Conférence - cénacle de Paris - 2 février 1974 (Suite, partie 2)

Suite de la conférence donnée au Cénacle de Paris en 1974 par Maurice Zundel.

Lecture un peu difficile mais qui aidera à saisir le texte qui sera " sité " demain après la fin de la conférence, sur une question très actuelle.

Il faut aboutir à ce vide créateur. Il faut se laisser faire par l'attraction de cet Infini se manifestant comme une Présence qui nous libère de nous même. Il y a Quelqu'un qui a revêtu et personnalisé le Visage de cet Infini... Dans la mystique chrétienne il y a ce dialogue inexprimable et merveilleux...

" Il y a dans les religions extrême-orientales un sens admirable de la vacuité : c'est ce qu'il y a de plus profond dans le bouddhisme et dans le brahmanisme. Triompher de cette antinomie en moi, entre l'Infini et l'ego, entre l'Infini et le moi préfabriqué, en triompher par l'évacuation de tout le phénoménal (de tout ce qui n'est pas essentiel), de tout le contingent, de tout le périssable, de tout ce qui n'est pas proprement la réalité ultime, il n'y a pas de doute que c'est bien dans cette direction qu'il s'agit de chercher et d'agir.

Il faut rejoindre cette vacuité, il faut aboutir à ce vide créateur hors duquel rien ne s'accomplit de valable, mais il semble qu'un élément indispensable pour réaliser cette évacuation de soi-même, c'est l'attraction qui s'accomplit au plus intime de nous-même, l'attraction de cet Infini se manifestant comme une Présence, comme une Personne qui nous aspire, et dont l'attente peut déterminer en nous comme une correspondance d'amour, peut déterminer en nous cette libération de nous-même.

Il y a là une espèce de cercle que Pascal a exprimé dans un mot mille fois répété : "Tu ne me chercherais pas si tu ne m'avais déjà trouvé. " II est évident que, pour démarrer, il faut être déjà en face, au moins à titre d'intuition et de pressentiment, en face de Quelqu'un, de Quelqu'un qui n'est pas un être humain qui serait comme nous emprisonné dans ses déterminismes et qui, comme nous, aurait à surgir de ses bas-fonds, mais de Quelqu'un qui précisément est le Visage de cet Infini, qui le personnalise et suscite en nous au moment où nous devenons attentif le dialogue où notre vie pourra s'accomplir dans une véritable création.

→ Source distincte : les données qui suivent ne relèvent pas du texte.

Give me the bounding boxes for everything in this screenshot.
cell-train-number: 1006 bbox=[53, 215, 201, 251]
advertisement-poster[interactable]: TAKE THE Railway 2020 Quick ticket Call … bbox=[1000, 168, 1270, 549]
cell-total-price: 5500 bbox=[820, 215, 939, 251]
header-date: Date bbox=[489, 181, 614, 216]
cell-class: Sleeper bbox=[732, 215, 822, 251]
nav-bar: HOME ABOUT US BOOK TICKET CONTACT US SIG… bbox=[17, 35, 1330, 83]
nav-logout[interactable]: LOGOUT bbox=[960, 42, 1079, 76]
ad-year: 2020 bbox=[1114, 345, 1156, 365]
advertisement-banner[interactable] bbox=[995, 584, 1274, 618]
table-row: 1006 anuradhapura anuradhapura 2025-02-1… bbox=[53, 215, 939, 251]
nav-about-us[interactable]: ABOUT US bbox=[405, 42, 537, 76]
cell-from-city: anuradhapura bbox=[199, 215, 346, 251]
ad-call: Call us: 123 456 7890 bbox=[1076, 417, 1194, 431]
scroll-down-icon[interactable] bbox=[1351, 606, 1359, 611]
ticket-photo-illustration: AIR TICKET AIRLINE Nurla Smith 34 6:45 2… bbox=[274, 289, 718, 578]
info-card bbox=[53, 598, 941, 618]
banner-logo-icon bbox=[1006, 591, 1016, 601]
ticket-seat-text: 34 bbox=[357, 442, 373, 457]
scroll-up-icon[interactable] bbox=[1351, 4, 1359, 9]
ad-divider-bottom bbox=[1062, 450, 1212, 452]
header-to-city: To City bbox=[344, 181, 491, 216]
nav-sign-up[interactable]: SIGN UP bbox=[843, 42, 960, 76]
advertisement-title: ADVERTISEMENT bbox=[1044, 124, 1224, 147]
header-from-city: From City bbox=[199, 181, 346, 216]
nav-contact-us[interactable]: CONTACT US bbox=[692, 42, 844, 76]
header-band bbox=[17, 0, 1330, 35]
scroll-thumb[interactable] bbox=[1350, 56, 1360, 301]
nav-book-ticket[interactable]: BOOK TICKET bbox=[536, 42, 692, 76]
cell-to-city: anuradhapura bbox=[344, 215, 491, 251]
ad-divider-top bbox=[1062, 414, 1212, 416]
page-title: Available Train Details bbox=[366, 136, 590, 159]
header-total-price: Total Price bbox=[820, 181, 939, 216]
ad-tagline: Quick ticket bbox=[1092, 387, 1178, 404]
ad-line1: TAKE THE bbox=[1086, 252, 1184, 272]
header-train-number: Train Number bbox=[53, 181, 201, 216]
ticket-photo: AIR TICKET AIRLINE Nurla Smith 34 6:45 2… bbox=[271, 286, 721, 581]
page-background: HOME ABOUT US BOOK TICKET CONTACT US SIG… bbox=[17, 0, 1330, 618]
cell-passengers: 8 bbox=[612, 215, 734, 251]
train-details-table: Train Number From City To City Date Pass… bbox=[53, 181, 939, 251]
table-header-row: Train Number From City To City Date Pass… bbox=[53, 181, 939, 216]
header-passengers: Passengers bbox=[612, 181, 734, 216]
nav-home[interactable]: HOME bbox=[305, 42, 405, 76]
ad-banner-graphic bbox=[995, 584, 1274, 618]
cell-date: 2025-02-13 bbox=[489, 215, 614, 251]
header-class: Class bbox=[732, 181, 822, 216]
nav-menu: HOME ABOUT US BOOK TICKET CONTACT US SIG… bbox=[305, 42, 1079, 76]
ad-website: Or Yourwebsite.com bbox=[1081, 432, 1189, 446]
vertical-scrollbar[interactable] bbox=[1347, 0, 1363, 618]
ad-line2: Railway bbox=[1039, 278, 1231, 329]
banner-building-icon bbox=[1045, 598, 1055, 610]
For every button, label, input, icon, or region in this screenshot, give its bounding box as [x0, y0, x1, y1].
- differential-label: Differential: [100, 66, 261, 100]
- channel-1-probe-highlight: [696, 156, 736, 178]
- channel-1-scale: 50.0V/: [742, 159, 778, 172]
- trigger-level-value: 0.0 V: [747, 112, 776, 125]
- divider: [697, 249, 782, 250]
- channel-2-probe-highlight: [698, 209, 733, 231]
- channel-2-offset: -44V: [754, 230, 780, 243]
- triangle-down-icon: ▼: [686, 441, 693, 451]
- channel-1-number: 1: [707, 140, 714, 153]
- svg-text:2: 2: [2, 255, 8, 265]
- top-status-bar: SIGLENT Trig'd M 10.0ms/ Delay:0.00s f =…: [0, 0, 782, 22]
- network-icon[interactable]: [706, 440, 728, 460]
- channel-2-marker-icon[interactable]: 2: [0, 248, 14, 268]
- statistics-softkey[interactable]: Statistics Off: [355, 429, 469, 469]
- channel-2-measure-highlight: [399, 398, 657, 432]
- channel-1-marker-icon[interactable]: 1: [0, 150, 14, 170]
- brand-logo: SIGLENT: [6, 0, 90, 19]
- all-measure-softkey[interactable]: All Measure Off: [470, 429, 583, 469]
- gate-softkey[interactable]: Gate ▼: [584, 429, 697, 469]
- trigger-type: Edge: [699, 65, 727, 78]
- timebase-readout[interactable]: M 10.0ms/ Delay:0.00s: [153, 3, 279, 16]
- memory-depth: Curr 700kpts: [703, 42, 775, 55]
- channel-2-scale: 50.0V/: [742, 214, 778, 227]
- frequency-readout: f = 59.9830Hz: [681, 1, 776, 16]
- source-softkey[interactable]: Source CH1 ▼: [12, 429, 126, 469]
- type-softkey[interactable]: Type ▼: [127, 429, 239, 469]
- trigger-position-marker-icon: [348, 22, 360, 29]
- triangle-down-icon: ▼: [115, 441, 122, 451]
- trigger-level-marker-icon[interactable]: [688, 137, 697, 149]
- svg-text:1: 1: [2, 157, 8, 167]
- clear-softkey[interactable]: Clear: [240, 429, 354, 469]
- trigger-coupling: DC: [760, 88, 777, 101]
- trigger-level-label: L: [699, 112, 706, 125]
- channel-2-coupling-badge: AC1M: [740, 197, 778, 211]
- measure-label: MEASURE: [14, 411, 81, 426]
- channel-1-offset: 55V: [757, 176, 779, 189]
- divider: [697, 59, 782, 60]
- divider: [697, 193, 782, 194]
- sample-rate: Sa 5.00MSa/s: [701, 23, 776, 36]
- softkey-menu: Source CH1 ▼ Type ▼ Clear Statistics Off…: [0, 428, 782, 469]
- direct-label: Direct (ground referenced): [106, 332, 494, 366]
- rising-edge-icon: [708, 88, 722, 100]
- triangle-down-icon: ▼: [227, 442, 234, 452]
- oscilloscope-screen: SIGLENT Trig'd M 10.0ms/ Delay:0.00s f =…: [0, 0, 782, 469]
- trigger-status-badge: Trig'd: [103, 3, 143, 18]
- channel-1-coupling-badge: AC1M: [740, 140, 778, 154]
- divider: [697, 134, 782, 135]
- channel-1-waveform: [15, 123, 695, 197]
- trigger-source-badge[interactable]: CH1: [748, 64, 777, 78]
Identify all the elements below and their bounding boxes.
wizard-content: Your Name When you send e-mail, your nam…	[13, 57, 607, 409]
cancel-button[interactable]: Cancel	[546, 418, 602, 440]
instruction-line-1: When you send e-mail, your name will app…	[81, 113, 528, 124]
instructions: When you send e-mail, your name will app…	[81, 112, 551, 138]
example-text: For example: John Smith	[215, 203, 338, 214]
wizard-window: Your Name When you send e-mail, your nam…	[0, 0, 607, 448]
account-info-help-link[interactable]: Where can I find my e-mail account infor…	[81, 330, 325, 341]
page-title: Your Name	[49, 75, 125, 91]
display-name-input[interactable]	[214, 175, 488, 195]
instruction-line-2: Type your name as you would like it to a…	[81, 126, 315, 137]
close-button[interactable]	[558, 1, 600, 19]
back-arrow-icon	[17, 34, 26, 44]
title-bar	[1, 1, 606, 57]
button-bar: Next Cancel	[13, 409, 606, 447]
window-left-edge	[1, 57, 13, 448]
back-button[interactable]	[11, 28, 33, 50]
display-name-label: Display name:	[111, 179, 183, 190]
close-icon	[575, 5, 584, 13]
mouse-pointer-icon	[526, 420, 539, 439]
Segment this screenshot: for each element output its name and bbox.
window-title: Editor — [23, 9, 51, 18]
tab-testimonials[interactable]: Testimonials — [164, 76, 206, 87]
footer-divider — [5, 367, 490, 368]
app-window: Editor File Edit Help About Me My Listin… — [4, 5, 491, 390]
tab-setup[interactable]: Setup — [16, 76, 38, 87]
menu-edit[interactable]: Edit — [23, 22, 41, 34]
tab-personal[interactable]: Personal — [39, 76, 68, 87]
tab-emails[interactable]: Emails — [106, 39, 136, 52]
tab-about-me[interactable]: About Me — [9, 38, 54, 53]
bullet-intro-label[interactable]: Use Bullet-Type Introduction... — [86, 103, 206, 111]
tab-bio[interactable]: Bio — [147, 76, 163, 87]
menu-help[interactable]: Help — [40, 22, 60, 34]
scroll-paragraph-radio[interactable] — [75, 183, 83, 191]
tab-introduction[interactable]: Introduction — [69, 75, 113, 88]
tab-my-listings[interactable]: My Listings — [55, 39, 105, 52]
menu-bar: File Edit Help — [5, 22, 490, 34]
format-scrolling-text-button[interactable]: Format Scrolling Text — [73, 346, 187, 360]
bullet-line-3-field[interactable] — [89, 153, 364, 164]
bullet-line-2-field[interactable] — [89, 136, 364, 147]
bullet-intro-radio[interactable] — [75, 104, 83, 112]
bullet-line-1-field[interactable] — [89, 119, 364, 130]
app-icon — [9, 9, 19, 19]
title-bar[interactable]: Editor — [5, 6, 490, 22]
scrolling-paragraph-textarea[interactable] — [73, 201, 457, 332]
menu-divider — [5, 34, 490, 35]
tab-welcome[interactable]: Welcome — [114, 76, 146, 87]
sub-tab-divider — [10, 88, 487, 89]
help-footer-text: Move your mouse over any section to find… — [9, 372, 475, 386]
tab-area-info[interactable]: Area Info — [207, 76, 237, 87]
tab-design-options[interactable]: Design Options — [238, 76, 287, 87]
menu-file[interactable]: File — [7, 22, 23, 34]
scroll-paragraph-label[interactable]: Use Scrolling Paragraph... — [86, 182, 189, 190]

Et nous savons en effet que c'est cela, au moins dans la mystique chrétienne, nous savons que c'est ce dialogue inexprimable et merveilleux qui finit par s'installer en déterminant une attraction vers cet Autre majuscule qui est caché au plus profond de nous-même. C'est ce que Saint Augustin avait exprimé dans des mots immortels : "Tu étais dedans, j'étais dehors... Tu étais dedans, et c'est moi qui étais dehors ! "

Soudain l'Infini apparaît alors comme Quelqu'un qui nous situe dans notre propre dedans, comme Quelqu'un qui nous arrache à notre aliénation, comme Quelqu'un qui fait jaillir la vie en nous comme source et origine, comme Quelqu'un qui est la clef de notre liberté parce qu'il est le ferment de notre libération. Rien n'est plus indispensable, rien n'est plus nécessaire que de vivre cette expérience comme une libération et d'identifier Dieu avec la liberté dans sa source infinie. Dieu n'entre pas du dehors dans notre vie, II entre dans notre vie par le plus intime dedans de nous-même puisque c'est Lui finalement qui seul peut nous introduire dans une intimité qui ne soit pas repliée sur elle-même et qui n'aboutisse pas au culte du moi.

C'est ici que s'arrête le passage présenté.